Aleksandr Solzhenitsyn

The man who said “for a country to have a great writer is like having a second government. That is why no

regime has ever loved great writers, only minor ones.” is dead at 89. Solzhenitsyn chronicled with great detail the era of Russia’s descent into demagoguery in his subversive and daring Gulag Archipelago.

5 Responses to “Aleksandr Solzhenitsyn”


  1. 1 stephen

    Solz was a rather conservative Orthodox Christian. Do you make any connections between his moral courage and theological commitment and the courage to seek scientific truth in your own work?

  2. 2 Arborist

    Perhaps Solzhenitsyn derived strength from his religious convictions, I don’t know. I do think that it’s obvious that religious conviction is not a requirement for moral courage. He also had a lot of negative views about the West after his Exile.

    I don’t know about gillT, but one good thing about the scientific work I do is that I don’t have to have all that much courage, moral or otherwise. I suppose those who are “morally” opposed to evolutionary theory don’t like what I do, but I’m not really on the front lines of that battle. That I happen to think it’s a worthwhile endeavor to extend the realm of human understanding is pretty much gravy.

    I seek scientific truth more because I enjoy it than any other reason. I guess it does take integrity to be honest and forthright when you find results that detract from your hypotheses, but that should be the sort of ethical behavior that is expected in every walk of life. Some scientists like to act superior, but for the most part we’re just your average people (ok, a lot geekier and a little poorer than average).

  3. 3 gillt

    My main interest in Solzhenitsyn is as a writer and political radical–the way we works a metaphor or constructs a sentence in the service of something he believed passionately about.

    The truth I seek, truth in science, is always tenuous, always subject to change in the light of more and better data. This goes from grand theories down to the interpretation of a simple data point.

    Actually doing science is a most humbling experience. It’s not that I’m the brightest, most dedicated, or most knowledgeable, all not true. Rather, it’s the vast amount of work needed to say something meaningful, something with truth value. That’s partly why science isn’t communicated well with 5 second soundbyte, 20 word press release, or from the mouth of a political pundit.

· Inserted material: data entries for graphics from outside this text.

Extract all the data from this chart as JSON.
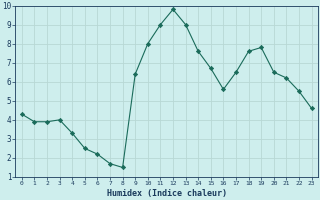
{
  "x": [
    0,
    1,
    2,
    3,
    4,
    5,
    6,
    7,
    8,
    9,
    10,
    11,
    12,
    13,
    14,
    15,
    16,
    17,
    18,
    19,
    20,
    21,
    22,
    23
  ],
  "y": [
    4.3,
    3.9,
    3.9,
    4.0,
    3.3,
    2.5,
    2.2,
    1.7,
    1.5,
    6.4,
    8.0,
    9.0,
    9.8,
    9.0,
    7.6,
    6.7,
    5.6,
    6.5,
    7.6,
    7.8,
    6.5,
    6.2,
    5.5,
    4.6
  ],
  "line_color": "#1a6b5a",
  "marker": "D",
  "marker_size": 2.2,
  "bg_color": "#ceeeed",
  "grid_color": "#b8d8d5",
  "xlabel": "Humidex (Indice chaleur)",
  "xlabel_color": "#1a3a5c",
  "tick_color": "#1a3a5c",
  "ylim": [
    1,
    10
  ],
  "xlim": [
    -0.5,
    23.5
  ],
  "yticks": [
    1,
    2,
    3,
    4,
    5,
    6,
    7,
    8,
    9,
    10
  ],
  "xticks": [
    0,
    1,
    2,
    3,
    4,
    5,
    6,
    7,
    8,
    9,
    10,
    11,
    12,
    13,
    14,
    15,
    16,
    17,
    18,
    19,
    20,
    21,
    22,
    23
  ],
  "figsize": [
    3.2,
    2.0
  ],
  "dpi": 100
}
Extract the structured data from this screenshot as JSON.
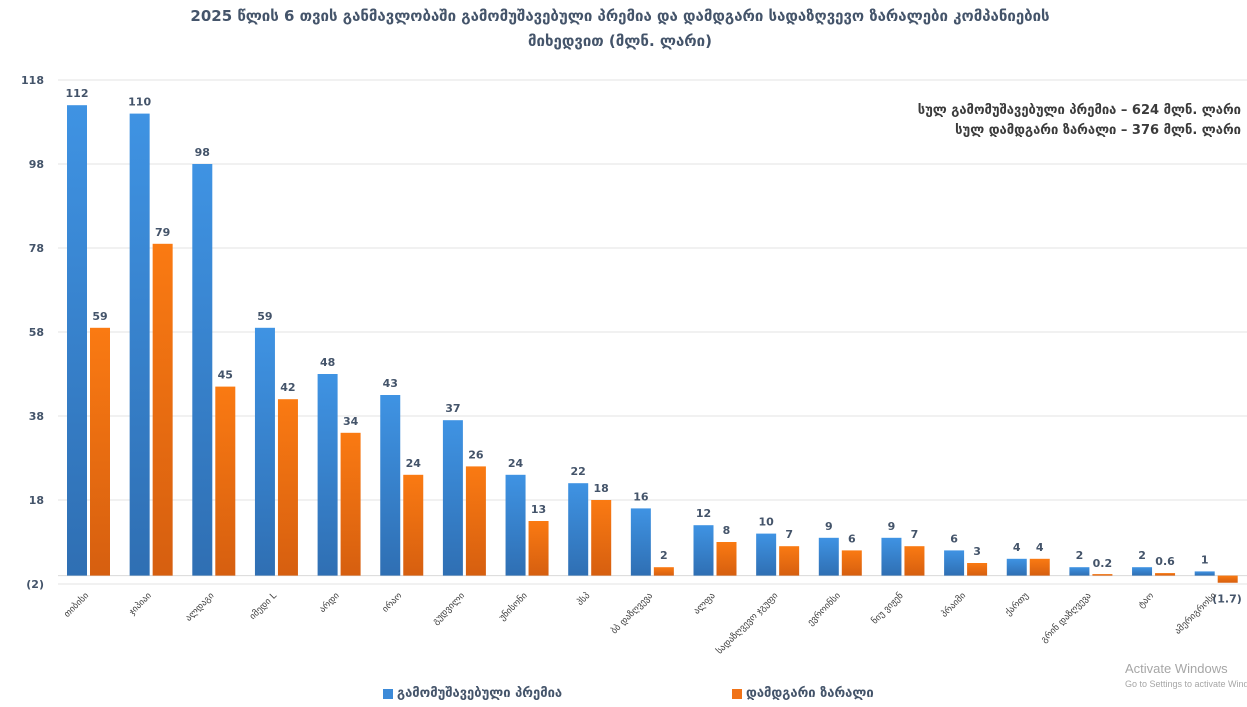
{
  "chart_data": {
    "type": "bar",
    "title": "2025 წლის 6 თვის განმავლობაში გამომუშავებული პრემია და დამდგარი სადაზღვევო ზარალები  კომპანიების მიხედვით (მლნ. ლარი)",
    "title_lines": [
      "2025 წლის 6 თვის განმავლობაში გამომუშავებული პრემია და დამდგარი სადაზღვევო ზარალები  კომპანიების",
      "მიხედვით (მლნ. ლარი)"
    ],
    "annotations": [
      "სულ გამომუშავებული პრემია – 624 მლნ. ლარი",
      "სულ დამდგარი ზარალი – 376 მლნ. ლარი"
    ],
    "xlabel": "",
    "ylabel": "",
    "ylim": [
      -2,
      118
    ],
    "yticks": [
      118,
      98,
      78,
      58,
      38,
      18,
      -2
    ],
    "ytick_labels": [
      "118",
      "98",
      "78",
      "58",
      "38",
      "18",
      "(2)"
    ],
    "grid": true,
    "legend_position": "bottom",
    "categories": [
      "თიბისი",
      "ჯიპიაი",
      "ალდაგი",
      "იმედი L",
      "არდი",
      "ირაო",
      "გუდვილი",
      "უნისონი",
      "პსპ",
      "ბბ დაზღვევა",
      "ალფა",
      "სადაზღვევო ჯგუფი",
      "ევროინსი",
      "ნიუ ვიჟენ",
      "პრაიმი",
      "ქართუ",
      "გრინ დაზღვევა",
      "ტაო",
      "ამერიგროსი"
    ],
    "series": [
      {
        "name": "გამომუშავებული პრემია",
        "color": "#3c8ad8",
        "values": [
          112,
          110,
          98,
          59,
          48,
          43,
          37,
          24,
          22,
          16,
          12,
          10,
          9,
          9,
          6,
          4,
          2,
          2,
          1
        ],
        "labels": [
          "112",
          "110",
          "98",
          "59",
          "48",
          "43",
          "37",
          "24",
          "22",
          "16",
          "12",
          "10",
          "9",
          "9",
          "6",
          "4",
          "2",
          "2",
          "1"
        ]
      },
      {
        "name": "დამდგარი ზარალი",
        "color": "#f07318",
        "values": [
          59,
          79,
          45,
          42,
          34,
          24,
          26,
          13,
          18,
          2,
          8,
          7,
          6,
          7,
          3,
          4,
          0.2,
          0.6,
          -1.7
        ],
        "labels": [
          "59",
          "79",
          "45",
          "42",
          "34",
          "24",
          "26",
          "13",
          "18",
          "2",
          "8",
          "7",
          "6",
          "7",
          "3",
          "4",
          "0.2",
          "0.6",
          "(1.7)"
        ]
      }
    ]
  },
  "watermark": {
    "line1": "Activate Windows",
    "line2": "Go to Settings to activate Windows."
  }
}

    All of our observations are couched with caveats and great caution is exerted when a scientist makes a statement. We have to bow down to the evidence…and there’s always a need for more evidence. So, how does this tie in to Solzhenitsyn? As a scientist, a writer and a science writer, I consider it my responsibility to explain what we talk about when we talk about science, to paraphrase another writer I admire. To write with the verve and passion of a Solzhenitsyn is what I desire.

  4. 4 stephen

    Interesting. I am not a scientist, but a sort of reluctant theologian. (Though it is precisely as a theologian that I mistrust aspects of Solz’s romantic Russian nationalism, which I suspect of being just that. I am a parish pastor who finds religion, on the whole, a very problematic enterprise, particularly when it carries water for nationalisms.) Anyway, I always enjoy hearing scientists reflect on their work, as it often seems to reflect a deep reverence for truth combined with an iconoclasm toward whatever might stand in the way of that truth. I am wondering about the question of the unity of truth (or, to put it in the cynical mode of Stephen Colbert: truthiness): can there be a convergence of truth between the truth of the poets and theologians (lets call it aesthetic truth) and the truth of the scientists (let’s call it empirical truth)?

  5. 5 Arborist

    I’ve always been conflicted about the nature of truth. Pedantically speaking scientific evidence cannot prove hypotheses, only falsify them. Of course to quote Sherlock Holmes “When you have eliminated the impossible, whatever remains, however improbable, must be the truth.” (It’s always a good day when you can quote a fictional character)

    Unfortunately there are almost always a nearly unlimited number of improbable explanations. To get by in interpreting the world most of us exercise judgment about what are probable and what are improbable explanations for natural phenomena. Through the scientific method we can eliminate some of the probable explanations. Because scientists are a creatively ornery bunch, a lot of the improbable explanations get tested and eliminated as well.

    Science has nothing really to say about the “why” of things, it only deals with the proximal causes. Science can explain that species evolve because heritable differences in fitness cause unequal transmission of traits, but as to why the universe is set up in such a way that this is true, science has no answer. The best we can do is “because that’s the way it is, and anything else wouldn’t make sense.”

    All that is not to say that the truth of poets and theologians doesn’t make an abundant appearance in science. I’d venture to say that most of us love science for it’s beauty. Understanding the underpinnings of the natural world only increases the feeling of wonder and fascination. People who study art, poetry, or theology for example, learn to appreciate subtleties that the rest of us completely miss. The same is true for science. The more I learn, the more miraculous it all is, and the more I see how little we really understand.

    Those moments of sublime aesthetic truth are, for me, what makes science an endeavor worth pursuing.